En su mayoría son gordas, asimétricas, aburridas y
espantables. No mantienen diez minutos el pensamiento fijo en el mismo objeto.
Sin hacer ningún trabajo tienen un desgaire de
extraordinariamente cansadas. Alternan preguntas extraordinarias, por ejemplo:
Cuántos hermanos tiene uno, en qué año falleció la madre, y si el patrón es
bueno o malo.
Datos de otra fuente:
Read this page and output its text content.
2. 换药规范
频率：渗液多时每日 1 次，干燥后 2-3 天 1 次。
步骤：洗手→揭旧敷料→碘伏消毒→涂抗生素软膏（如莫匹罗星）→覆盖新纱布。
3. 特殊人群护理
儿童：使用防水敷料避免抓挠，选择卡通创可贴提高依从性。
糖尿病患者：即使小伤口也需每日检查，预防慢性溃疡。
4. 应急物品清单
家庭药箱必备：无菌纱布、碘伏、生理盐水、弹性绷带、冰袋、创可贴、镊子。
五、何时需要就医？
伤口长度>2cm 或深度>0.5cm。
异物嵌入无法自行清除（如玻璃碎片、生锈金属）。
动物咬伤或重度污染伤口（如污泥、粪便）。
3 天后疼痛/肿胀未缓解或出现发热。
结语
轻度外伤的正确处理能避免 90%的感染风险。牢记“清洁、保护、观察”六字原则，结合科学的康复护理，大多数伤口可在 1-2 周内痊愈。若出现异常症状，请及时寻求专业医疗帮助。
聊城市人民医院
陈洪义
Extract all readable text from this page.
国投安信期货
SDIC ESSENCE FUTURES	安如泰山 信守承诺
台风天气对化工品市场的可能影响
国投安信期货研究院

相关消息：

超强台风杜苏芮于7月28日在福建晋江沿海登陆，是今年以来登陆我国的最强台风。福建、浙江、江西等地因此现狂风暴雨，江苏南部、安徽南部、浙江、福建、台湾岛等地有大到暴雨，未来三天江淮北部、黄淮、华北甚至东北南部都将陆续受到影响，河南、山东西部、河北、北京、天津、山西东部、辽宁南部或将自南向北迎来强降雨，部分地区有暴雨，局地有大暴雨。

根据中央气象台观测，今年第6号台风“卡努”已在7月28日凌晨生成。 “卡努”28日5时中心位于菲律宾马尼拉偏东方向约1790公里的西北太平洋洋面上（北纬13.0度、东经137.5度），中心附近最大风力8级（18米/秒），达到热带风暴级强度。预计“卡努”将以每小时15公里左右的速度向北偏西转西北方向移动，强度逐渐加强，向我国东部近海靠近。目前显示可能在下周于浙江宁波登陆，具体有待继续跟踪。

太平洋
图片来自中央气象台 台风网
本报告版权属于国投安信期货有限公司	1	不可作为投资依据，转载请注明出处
Y de inmediato, retornan a la letanía:
–Pagame algo; sé bueno, pagame un cívico.
En cuanto usted condesciende, la tía bebe el cívico de un
trago, mira con impaciencia en rededor y, despegándose de la mesa, dice:
–Te voy a dejar, porque ahí va un amigo mío.
Y corre a otra mesa, a repetir la misma historia, con las
idénticas palabras, con el igual aburrimiento y la exacta fatiga de aquel que
da vueltas en una noria que no tiene fin.
Éstas son las mujeres que dan
carnada a la crónica policial; éstas las que a
veces provocan en nuestra admiración inconcebible, la pregunta sin
contestación, porque por ellas, en una riña nocturna, cargadores de carbón,
marineros y caftens de la última ralea, se fusilan a revolverazos o se bandean
a puñaladas.
¡Es decir, que todavía son “mujeres” para alguien!